Nas postagens, principalmente no Instagram, eles aparecem caminhando pela zona de guerra, se preparando para as missões e mostrando os riscos e desafios que enfrentam diariamente por lá. Mas também há tempo para raros momentos de descontração, quase sempre tendo o funk como trilha sonora.
Os soldados cariocas, obviamente, não revelam muitos detalhes de sua vida pessoal, como profissão, família ou o que faziam antes de partirem para a guerra.

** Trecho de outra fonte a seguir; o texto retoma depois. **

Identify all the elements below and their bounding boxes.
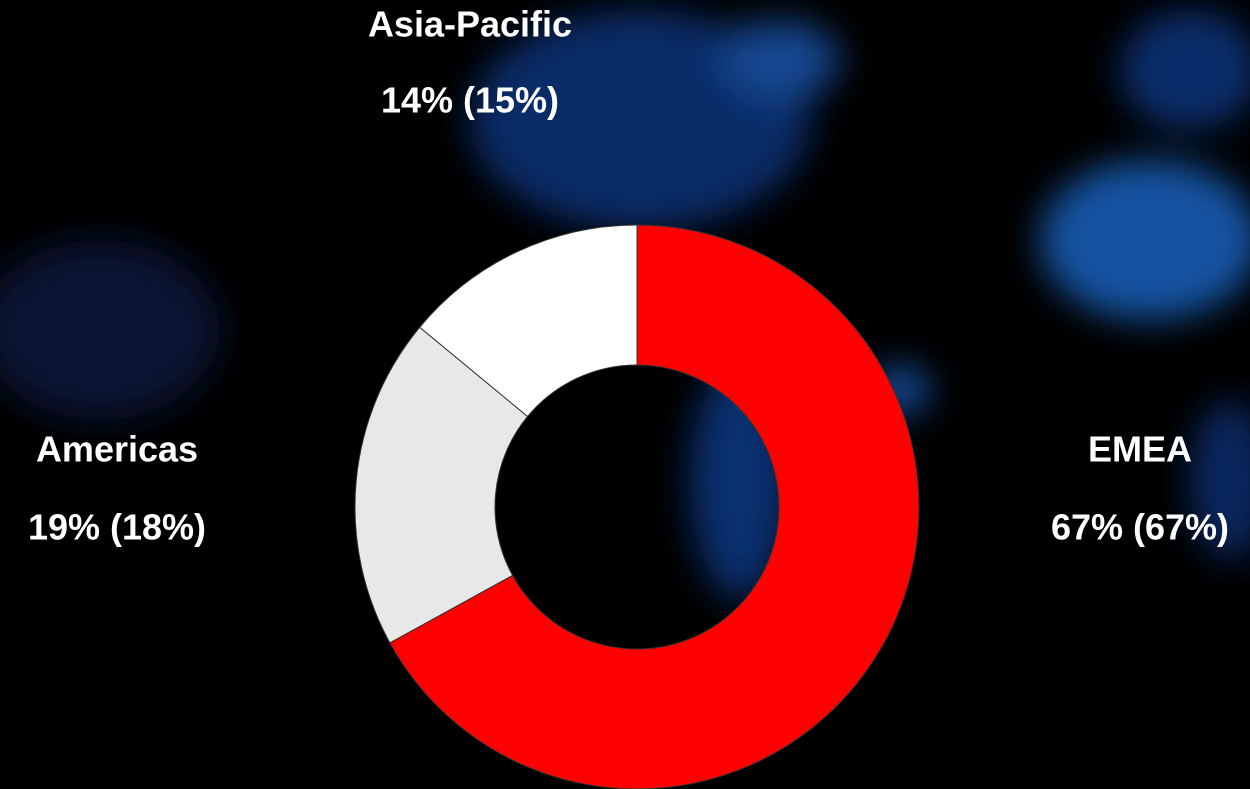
value-label: 19% (18%) <box>28 507 206 548</box>
value-label: 14% (15%) <box>381 80 559 121</box>
category-label: Americas <box>36 429 198 470</box>
value-label: 67% (67%) <box>1051 507 1229 548</box>
category-label: Asia-Pacific <box>368 4 572 45</box>
chart: EMEA 67% (67%) Americas 19% (18%) Asia-Pacif… <box>0 0 1250 789</box>
category-label: EMEA <box>1088 429 1192 470</box>
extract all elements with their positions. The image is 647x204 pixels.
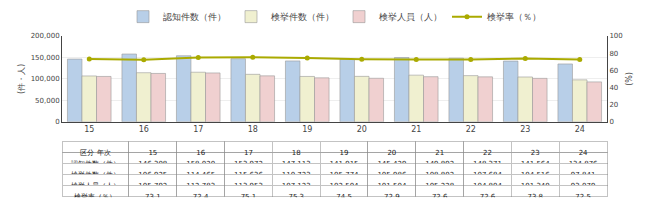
svg-text:60: 60 <box>609 67 618 75</box>
svg-text:72.4: 72.4 <box>193 193 209 198</box>
svg-text:74.5: 74.5 <box>336 193 352 198</box>
svg-text:19: 19 <box>302 125 312 134</box>
svg-text:100: 100 <box>609 32 622 40</box>
svg-text:72.6: 72.6 <box>432 193 448 198</box>
svg-text:75.3: 75.3 <box>288 193 304 198</box>
svg-text:0: 0 <box>609 118 613 126</box>
svg-text:19: 19 <box>340 149 349 157</box>
svg-text:検挙件数（件）: 検挙件数（件） <box>271 12 334 22</box>
svg-text:認知件数（件）: 認知件数（件） <box>163 12 226 22</box>
svg-text:40: 40 <box>609 84 618 92</box>
svg-text:73.1: 73.1 <box>145 193 161 198</box>
svg-text:21: 21 <box>435 149 444 157</box>
svg-text:72.5: 72.5 <box>575 193 591 198</box>
svg-text:75.1: 75.1 <box>241 193 257 198</box>
svg-text:80: 80 <box>609 50 618 58</box>
svg-text:検挙率（％）: 検挙率（％） <box>487 12 541 22</box>
svg-text:15: 15 <box>148 149 157 157</box>
svg-text:16: 16 <box>139 125 149 134</box>
svg-text:17: 17 <box>193 125 203 134</box>
svg-text:72.9: 72.9 <box>384 193 400 198</box>
svg-text:200,000: 200,000 <box>31 32 60 40</box>
svg-text:22: 22 <box>466 125 476 134</box>
svg-text:20: 20 <box>609 101 618 109</box>
svg-text:17: 17 <box>244 149 253 157</box>
svg-text:(%): (%) <box>625 72 634 86</box>
svg-text:20: 20 <box>387 149 396 157</box>
svg-text:150,000: 150,000 <box>31 54 60 62</box>
svg-text:100,000: 100,000 <box>31 75 60 83</box>
svg-text:72.6: 72.6 <box>480 193 496 198</box>
svg-text:24: 24 <box>579 149 588 157</box>
svg-text:24: 24 <box>575 125 585 134</box>
svg-text:73.8: 73.8 <box>527 193 543 198</box>
svg-text:50,000: 50,000 <box>35 97 60 105</box>
svg-text:16: 16 <box>196 149 205 157</box>
svg-text:検挙率（％）: 検挙率（％） <box>74 193 116 198</box>
svg-text:23: 23 <box>531 149 540 157</box>
svg-text:20: 20 <box>357 125 367 134</box>
svg-text:検挙人員（人）: 検挙人員（人） <box>379 12 442 22</box>
svg-text:18: 18 <box>292 149 301 157</box>
svg-text:区分 年次: 区分 年次 <box>80 149 110 157</box>
svg-text:21: 21 <box>411 125 421 134</box>
svg-text:22: 22 <box>483 149 492 157</box>
svg-text:23: 23 <box>520 125 530 134</box>
svg-text:18: 18 <box>248 125 258 134</box>
svg-text:0: 0 <box>55 118 59 126</box>
svg-text:(件・人): (件・人) <box>17 64 26 94</box>
svg-text:15: 15 <box>84 125 94 134</box>
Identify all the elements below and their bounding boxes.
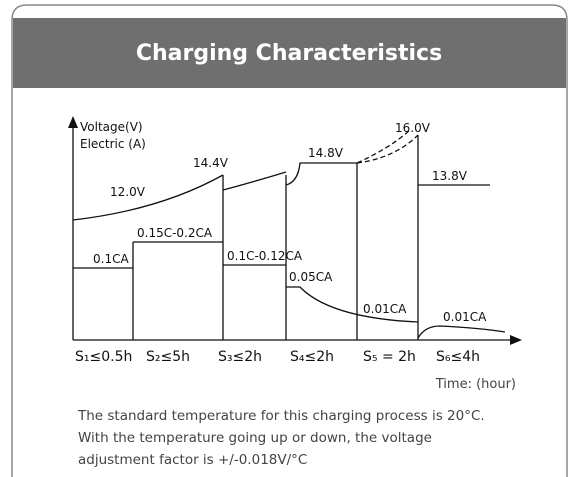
voltage-label: 12.0V (110, 185, 146, 199)
header-bar (13, 18, 566, 88)
stage-labels: S₁≤0.5h S₂≤5h S₃≤2h S₄≤2h S₅ = 2h S₆≤4h (75, 349, 480, 365)
card-border (11, 4, 568, 477)
stage-label: S₅ = 2h (363, 349, 416, 365)
title: Charging Characteristics (136, 41, 442, 66)
footer-line: With the temperature going up or down, t… (78, 430, 432, 446)
stage-label: S₁≤0.5h (75, 349, 132, 365)
y-label: Electric (A) (80, 137, 146, 151)
x-label: Time: (hour) (435, 377, 516, 392)
stage-dividers (132, 135, 419, 340)
stage-label: S₄≤2h (290, 349, 334, 365)
current-label: 0.1C-0.12CA (227, 249, 303, 263)
voltage-curve (72, 129, 490, 221)
stage-label: S₂≤5h (146, 349, 190, 365)
stage-label: S₆≤4h (436, 349, 480, 365)
current-label: 0.1CA (93, 252, 129, 266)
footer-line: The standard temperature for this chargi… (77, 408, 485, 424)
current-label: 0.05CA (289, 270, 333, 284)
current-label: 0.01CA (363, 302, 407, 316)
current-label: 0.15C-0.2CA (137, 226, 213, 240)
voltage-label: 13.8V (432, 169, 468, 183)
y-label: Voltage(V) (80, 120, 143, 134)
voltage-label: 14.4V (193, 156, 229, 170)
stage-label: S₃≤2h (218, 349, 262, 365)
current-curve (73, 241, 506, 339)
current-label: 0.01CA (443, 310, 487, 324)
footer-line: adjustment factor is +/-0.018V/°C (78, 452, 307, 468)
axes (68, 116, 522, 345)
voltage-label: 14.8V (308, 146, 344, 160)
voltage-label: 16.0V (395, 121, 431, 135)
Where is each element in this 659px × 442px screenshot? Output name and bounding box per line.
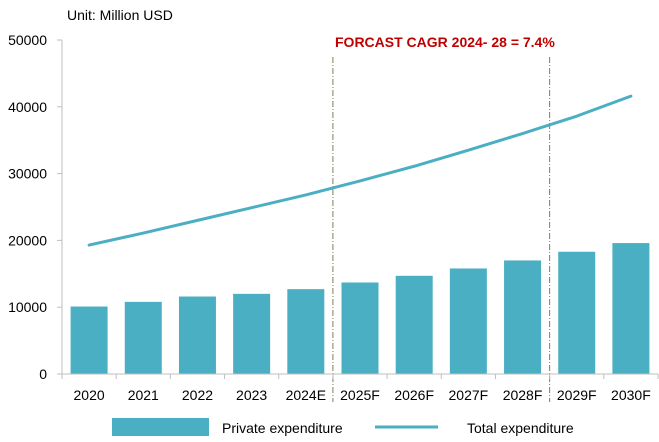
y-tick-label: 30000 [8, 166, 47, 182]
cagr-annotation: FORCAST CAGR 2024- 28 = 7.4% [335, 34, 555, 50]
bar-private-2028F [504, 260, 542, 374]
legend-label-total: Total expenditure [467, 420, 574, 436]
x-tick-label-2027F: 2027F [449, 387, 489, 403]
legend: Private expenditure Total expenditure [112, 418, 574, 436]
bar-private-2025F [341, 282, 379, 374]
legend-swatch-bar [112, 418, 209, 436]
x-tick-label-2024E: 2024E [286, 387, 326, 403]
bar-private-2027F [449, 268, 487, 374]
x-tick-label-2021: 2021 [128, 387, 159, 403]
unit-label: Unit: Million USD [67, 7, 173, 23]
bar-private-2026F [395, 275, 433, 374]
bar-private-2030F [612, 243, 650, 374]
x-tick-label-2029F: 2029F [557, 387, 597, 403]
x-tick-label-2028F: 2028F [503, 387, 543, 403]
forecast-markers [332, 57, 551, 402]
x-tick-label-2023: 2023 [236, 387, 267, 403]
x-axis: 2020 2021 2022 2023 2024E 2025F 2026F 2027F 2028… [61, 373, 659, 403]
x-tick-label-2020: 2020 [74, 387, 105, 403]
y-axis: 0 10000 20000 30000 40000 50000 [8, 32, 63, 382]
bar-private-2021 [124, 301, 162, 374]
y-tick-label: 20000 [8, 232, 47, 248]
bar-private-2029F [558, 251, 596, 374]
x-tick-label-2022: 2022 [182, 387, 213, 403]
bar-private-2020 [70, 306, 108, 374]
bar-private-2024E [287, 289, 325, 374]
x-tick-label-2026F: 2026F [394, 387, 434, 403]
y-tick-label: 40000 [8, 99, 47, 115]
y-tick-label: 10000 [8, 299, 47, 315]
x-tick-label-2030F: 2030F [611, 387, 651, 403]
bar-private-2022 [178, 296, 216, 374]
y-tick-label: 0 [39, 366, 47, 382]
line-series-total [87, 94, 633, 247]
legend-label-private: Private expenditure [222, 420, 343, 436]
bar-private-2023 [233, 293, 271, 374]
bar-series-private [70, 243, 650, 374]
x-tick-label-2025F: 2025F [340, 387, 380, 403]
y-tick-label: 50000 [8, 32, 47, 48]
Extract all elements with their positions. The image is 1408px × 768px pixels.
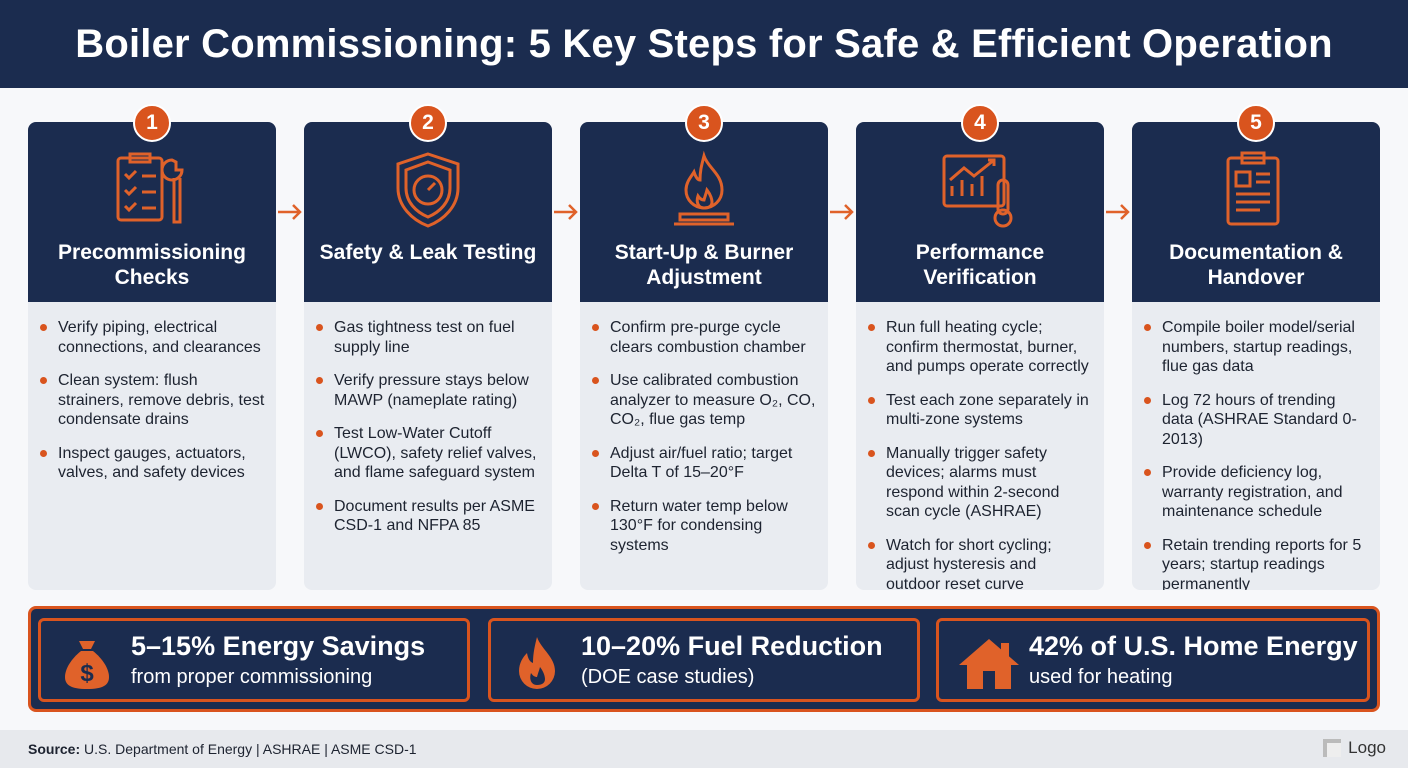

Mas há exceções, como Rafael Santos (@faelpqd), que se apresenta como paraquedista do Exército Brasileiro e membro da Legião Internacional de Defesa Territorial da Ucrânia.
Em uma das postagens, Rafael aparece ao lado de outros cariocas no alojamento ajeitando os últimos detalhes para sair em missão, ao som do funkeiro MC PQD.
“Pega os cariocas se preparando pra missão na Ucrânia ao som de MC PQD”, escreveu Rafael.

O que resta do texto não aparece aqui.